The author fine-tuned data2vec on the labeled data provided by each task. The results show that data2vec is better than RoBERTa's baseline.

data2vec is the first successful pre-trained NLP model, which does not use discrete units (words, subwords, characters, or bytes) as training targets, but instead predicts the context potential representations that appear from self-attention throughout the unmasked text sequence.

This makes it possible for the learning task to predict the target with specific attributes of the current text sequence, rather than a common representation of each text sequence that occurs in a particular discrete unit.

In addition, the training target is not a closed vocabulary. Thus, the model can define itself the type of target it considers appropriate.

Self-supervision: Learning

Compared with 2021 Google to achieve similar goals, Perceiver launched in July and Pathways released in October have advantages: Pathways is an industry public relations action without specific details and papers, while Perceiver is still based on traditional tagged data and supervised learning paths.

Meta AI research group said in summary research that data2vec has many possibilities to implement, allowing AI to learn skills that were too complex for machines before, such as various ways to toast and various techniques to play football through the combination of video, recording and articles.

These skills are like voice recognition of all languages on the earth.
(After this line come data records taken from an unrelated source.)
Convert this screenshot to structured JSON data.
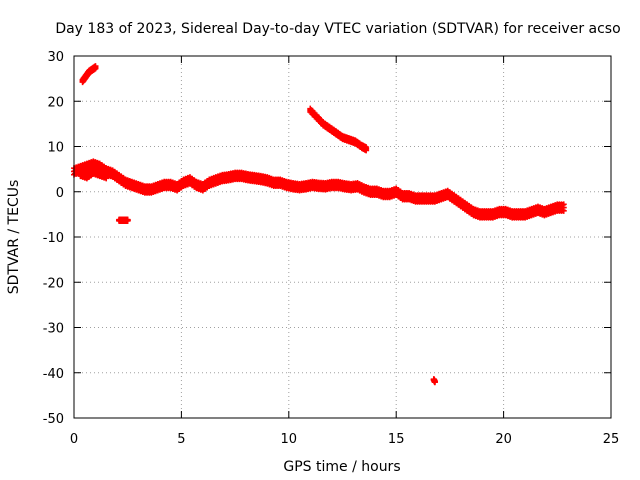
{
  "chart_data": {
    "type": "scatter",
    "title": "Day 183 of 2023, Sidereal Day-to-day VTEC variation (SDTVAR) for receiver acso",
    "xlabel": "GPS time / hours",
    "ylabel": "SDTVAR / TECUs",
    "xlim": [
      0,
      25
    ],
    "ylim": [
      -50,
      30
    ],
    "xticks": [
      0,
      5,
      10,
      15,
      20,
      25
    ],
    "yticks": [
      -50,
      -40,
      -30,
      -20,
      -10,
      0,
      10,
      20,
      30
    ],
    "grid": true,
    "series_color": "#ff0000",
    "series": [
      {
        "name": "main trace",
        "x": [
          0.0,
          0.3,
          0.6,
          0.9,
          1.2,
          1.5,
          1.8,
          2.1,
          2.4,
          2.7,
          3.0,
          3.3,
          3.6,
          3.9,
          4.2,
          4.5,
          4.8,
          5.1,
          5.4,
          5.7,
          6.0,
          6.3,
          6.6,
          6.9,
          7.2,
          7.5,
          7.8,
          8.1,
          8.4,
          8.7,
          9.0,
          9.3,
          9.6,
          9.9,
          10.2,
          10.5,
          10.8,
          11.1,
          11.4,
          11.7,
          12.0,
          12.3,
          12.6,
          12.9,
          13.2,
          13.5,
          13.8,
          14.1,
          14.4,
          14.7,
          15.0,
          15.3,
          15.6,
          15.9,
          16.2,
          16.5,
          16.8,
          17.1,
          17.4,
          17.7,
          18.0,
          18.3,
          18.6,
          18.9,
          19.2,
          19.5,
          19.8,
          20.1,
          20.4,
          20.7,
          21.0,
          21.3,
          21.6,
          21.9,
          22.2,
          22.5,
          22.8
        ],
        "y": [
          4.5,
          5.0,
          5.5,
          6.0,
          5.5,
          4.5,
          4.0,
          3.0,
          2.0,
          1.5,
          1.0,
          0.5,
          0.5,
          1.0,
          1.5,
          1.5,
          1.0,
          2.0,
          2.5,
          1.5,
          1.0,
          2.0,
          2.5,
          3.0,
          3.2,
          3.5,
          3.5,
          3.2,
          3.0,
          2.8,
          2.5,
          2.0,
          2.0,
          1.5,
          1.2,
          1.0,
          1.2,
          1.5,
          1.3,
          1.2,
          1.5,
          1.5,
          1.2,
          1.0,
          1.2,
          0.5,
          0.0,
          0.0,
          -0.5,
          -0.5,
          0.0,
          -1.0,
          -1.0,
          -1.5,
          -1.5,
          -1.5,
          -1.5,
          -1.0,
          -0.5,
          -1.5,
          -2.5,
          -3.5,
          -4.5,
          -5.0,
          -5.0,
          -5.0,
          -4.5,
          -4.5,
          -5.0,
          -5.0,
          -5.0,
          -4.5,
          -4.0,
          -4.5,
          -4.0,
          -3.5,
          -3.5
        ],
        "y_spread": 1.6
      },
      {
        "name": "lower cluster",
        "x": [
          0.3,
          0.6,
          0.9,
          1.2,
          1.5
        ],
        "y": [
          4.0,
          3.5,
          4.5,
          4.0,
          3.5
        ],
        "y_spread": 1.2
      },
      {
        "name": "upper arc",
        "x": [
          11.0,
          11.3,
          11.6,
          11.9,
          12.2,
          12.5,
          12.8,
          13.1,
          13.4,
          13.6
        ],
        "y": [
          18.0,
          16.5,
          15.0,
          14.0,
          13.0,
          12.0,
          11.5,
          11.0,
          10.0,
          9.5
        ],
        "y_spread": 0.8
      },
      {
        "name": "early high segment",
        "x": [
          0.4,
          0.55,
          0.7,
          0.85,
          1.0
        ],
        "y": [
          24.5,
          25.5,
          26.5,
          27.0,
          27.5
        ],
        "y_spread": 0.6
      },
      {
        "name": "isolated near -6",
        "x": [
          2.1,
          2.2,
          2.3,
          2.4,
          2.5
        ],
        "y": [
          -6.3,
          -6.3,
          -6.3,
          -6.3,
          -6.3
        ],
        "y_spread": 0.3
      },
      {
        "name": "outlier near -42",
        "x": [
          16.75,
          16.8
        ],
        "y": [
          -41.5,
          -42.0
        ],
        "y_spread": 0.2
      }
    ]
  }
}
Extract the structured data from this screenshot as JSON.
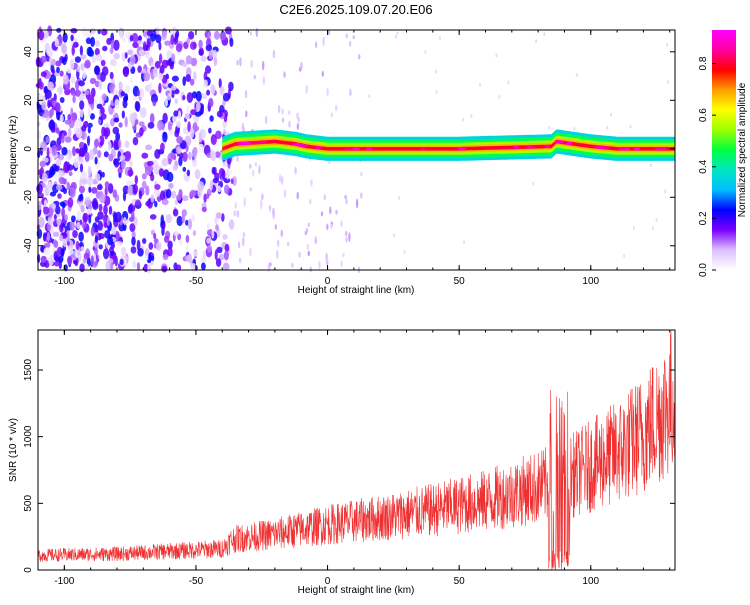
{
  "title": "C2E6.2025.109.07.20.E06",
  "colors": {
    "snr_line": "#f03030",
    "frame": "#000000"
  },
  "chart_data": [
    {
      "type": "heatmap",
      "xlabel": "Height of straight line (km)",
      "ylabel": "Frequency (Hz)",
      "xlim": [
        -110,
        132
      ],
      "ylim": [
        -50,
        49
      ],
      "x_ticks": [
        "-100",
        "-50",
        "0",
        "50",
        "100"
      ],
      "y_ticks": [
        "-40",
        "-20",
        "0",
        "20",
        "40"
      ],
      "colorbar": {
        "label": "Normalized spectral amplitude",
        "ticks": [
          "0.0",
          "0.2",
          "0.4",
          "0.6",
          "0.8"
        ],
        "range": [
          0,
          0.93
        ],
        "colormap": [
          "#ffffff",
          "#dcc0ff",
          "#7a00ff",
          "#0000ff",
          "#00bfff",
          "#00e6c0",
          "#00ff40",
          "#9cff00",
          "#ffff00",
          "#ffa000",
          "#ff0000",
          "#ff00a0",
          "#ff00ff"
        ]
      },
      "band": {
        "center_hz": [
          [
            -40,
            0
          ],
          [
            -35,
            2
          ],
          [
            -20,
            3
          ],
          [
            -12,
            2
          ],
          [
            -8,
            1
          ],
          [
            0,
            0
          ],
          [
            50,
            0
          ],
          [
            85,
            1
          ],
          [
            87,
            3
          ],
          [
            100,
            1
          ],
          [
            110,
            0
          ],
          [
            132,
            0
          ]
        ],
        "halfwidth_hz": 2.5
      },
      "noise_region_km": [
        -110,
        -35
      ],
      "sparse_region_km": [
        -35,
        13
      ]
    },
    {
      "type": "line",
      "xlabel": "Height of straight line (km)",
      "ylabel": "SNR (10 * v/v)",
      "xlim": [
        -110,
        132
      ],
      "ylim": [
        0,
        1800
      ],
      "x_ticks": [
        "-100",
        "-50",
        "0",
        "50",
        "100"
      ],
      "y_ticks": [
        "0",
        "500",
        "1000",
        "1500"
      ],
      "series": [
        {
          "color": "#f03030",
          "envelope_km": [
            -110,
            -80,
            -60,
            -40,
            -36,
            -20,
            0,
            20,
            40,
            60,
            80,
            90,
            100,
            110,
            120,
            132
          ],
          "envelope_mean": [
            110,
            120,
            140,
            160,
            230,
            270,
            340,
            390,
            450,
            520,
            620,
            680,
            780,
            880,
            1020,
            1300
          ],
          "spike_region_km": [
            84,
            92
          ]
        }
      ]
    }
  ]
}
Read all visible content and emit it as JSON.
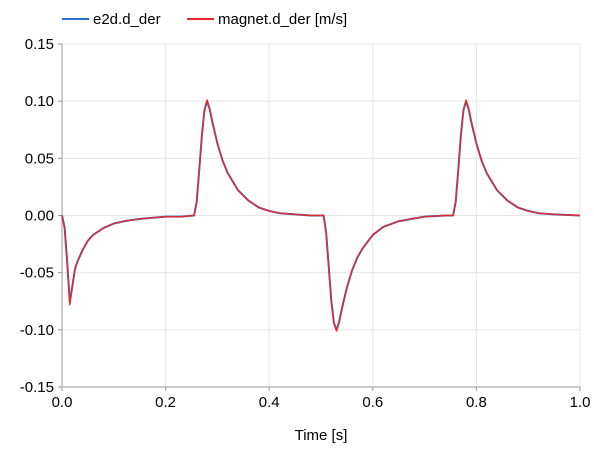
{
  "chart_data": {
    "type": "line",
    "title": "",
    "xlabel": "Time [s]",
    "ylabel": "",
    "xlim": [
      0.0,
      1.0
    ],
    "ylim": [
      -0.15,
      0.15
    ],
    "x_ticks": [
      0.0,
      0.2,
      0.4,
      0.6,
      0.8,
      1.0
    ],
    "x_tick_labels": [
      "0.0",
      "0.2",
      "0.4",
      "0.6",
      "0.8",
      "1.0"
    ],
    "y_ticks": [
      -0.15,
      -0.1,
      -0.05,
      0.0,
      0.05,
      0.1,
      0.15
    ],
    "y_tick_labels": [
      "-0.15",
      "-0.10",
      "-0.05",
      "0.00",
      "0.05",
      "0.10",
      "0.15"
    ],
    "grid": true,
    "legend_position": "top-left, above plot",
    "series": [
      {
        "name": "e2d.d_der",
        "color": "#2a6fd6",
        "x": [
          0.0,
          0.005,
          0.01,
          0.015,
          0.02,
          0.025,
          0.03,
          0.04,
          0.05,
          0.06,
          0.08,
          0.1,
          0.12,
          0.15,
          0.2,
          0.23,
          0.255,
          0.26,
          0.265,
          0.27,
          0.275,
          0.28,
          0.285,
          0.29,
          0.3,
          0.31,
          0.32,
          0.34,
          0.36,
          0.38,
          0.4,
          0.42,
          0.45,
          0.48,
          0.505,
          0.51,
          0.515,
          0.52,
          0.525,
          0.53,
          0.535,
          0.54,
          0.55,
          0.56,
          0.57,
          0.58,
          0.6,
          0.62,
          0.65,
          0.7,
          0.74,
          0.755,
          0.76,
          0.765,
          0.77,
          0.775,
          0.78,
          0.785,
          0.79,
          0.8,
          0.81,
          0.82,
          0.84,
          0.86,
          0.88,
          0.9,
          0.92,
          0.95,
          1.0
        ],
        "values": [
          0.0,
          -0.01,
          -0.04,
          -0.076,
          -0.062,
          -0.047,
          -0.04,
          -0.03,
          -0.022,
          -0.017,
          -0.011,
          -0.007,
          -0.005,
          -0.003,
          -0.001,
          -0.001,
          0.0,
          0.012,
          0.04,
          0.07,
          0.092,
          0.1,
          0.093,
          0.082,
          0.063,
          0.048,
          0.037,
          0.022,
          0.013,
          0.007,
          0.004,
          0.002,
          0.001,
          0.0,
          0.0,
          -0.015,
          -0.045,
          -0.075,
          -0.094,
          -0.1,
          -0.093,
          -0.082,
          -0.063,
          -0.048,
          -0.037,
          -0.029,
          -0.017,
          -0.01,
          -0.005,
          -0.001,
          0.0,
          0.0,
          0.012,
          0.04,
          0.07,
          0.092,
          0.1,
          0.093,
          0.082,
          0.063,
          0.048,
          0.037,
          0.022,
          0.013,
          0.007,
          0.004,
          0.002,
          0.001,
          0.0
        ]
      },
      {
        "name": "magnet.d_der [m/s]",
        "color": "#e8282c",
        "x": [
          0.0,
          0.005,
          0.01,
          0.015,
          0.02,
          0.025,
          0.03,
          0.04,
          0.05,
          0.06,
          0.08,
          0.1,
          0.12,
          0.15,
          0.2,
          0.23,
          0.255,
          0.26,
          0.265,
          0.27,
          0.275,
          0.28,
          0.285,
          0.29,
          0.3,
          0.31,
          0.32,
          0.34,
          0.36,
          0.38,
          0.4,
          0.42,
          0.45,
          0.48,
          0.505,
          0.51,
          0.515,
          0.52,
          0.525,
          0.53,
          0.535,
          0.54,
          0.55,
          0.56,
          0.57,
          0.58,
          0.6,
          0.62,
          0.65,
          0.7,
          0.74,
          0.755,
          0.76,
          0.765,
          0.77,
          0.775,
          0.78,
          0.785,
          0.79,
          0.8,
          0.81,
          0.82,
          0.84,
          0.86,
          0.88,
          0.9,
          0.92,
          0.95,
          1.0
        ],
        "values": [
          0.0,
          -0.012,
          -0.042,
          -0.078,
          -0.061,
          -0.046,
          -0.04,
          -0.03,
          -0.022,
          -0.017,
          -0.011,
          -0.007,
          -0.005,
          -0.003,
          -0.001,
          -0.001,
          0.0,
          0.011,
          0.039,
          0.07,
          0.092,
          0.101,
          0.094,
          0.083,
          0.063,
          0.048,
          0.037,
          0.022,
          0.013,
          0.007,
          0.004,
          0.002,
          0.001,
          0.0,
          0.0,
          -0.016,
          -0.046,
          -0.076,
          -0.094,
          -0.101,
          -0.094,
          -0.083,
          -0.063,
          -0.048,
          -0.037,
          -0.029,
          -0.017,
          -0.01,
          -0.005,
          -0.001,
          0.0,
          0.0,
          0.011,
          0.039,
          0.07,
          0.092,
          0.101,
          0.094,
          0.083,
          0.063,
          0.048,
          0.037,
          0.022,
          0.013,
          0.007,
          0.004,
          0.002,
          0.001,
          0.0
        ]
      }
    ]
  }
}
It is too expensive to teach AI by labeling data. In the future, AI uses common architectures to learn to transcend common experiences across data modes to learn from one example and apply it to other tasks. This goal brings data2vec closer.

In addition, the research team also stated: "The potential characterization variables processed by experiments are not hybrid encodings of three-modal data. We still process single modal data in a single process. However, the main innovation of this project is that data2vec's processing process of different modal data is basically the same. This is something that no one has done before, and it is closer to the human audio-visual learning process described by neurobiologists."

However, data2vec's multimodal general neural network is not without its shortcomings: it has to rely on the modal markers of the data. Data such as images, voice, and text must be preprocessed to obtain modal classification. Then feed these data types clues to data2vec. In the original words in the paper, this is called "small modal-related encoder input".

. The true human intelligence does not need to preprocess data and classify "this is the source of text, and that is the second uncle oral message."

Author introduction

Wei-Ning Hsu Xu Weining, a senior research scientist in the Meta Artificial Intelligence Research Group, graduated from MITh with his research directions: representational learning, self-supervised learning, and speech recognition.

Jiatao Gu Gu Jiatao, research scientist of Meta Artificial Intelligence Research Group, Doctor of Electronic Engineering, University of Hong Kong, and his research direction is natural language processing and deep learning.

Qiantong Xu, senior research engineer of Meta Artificial Intelligence Research Group, research directions are language modeling for sound wave modeling and dialogue modal recognition.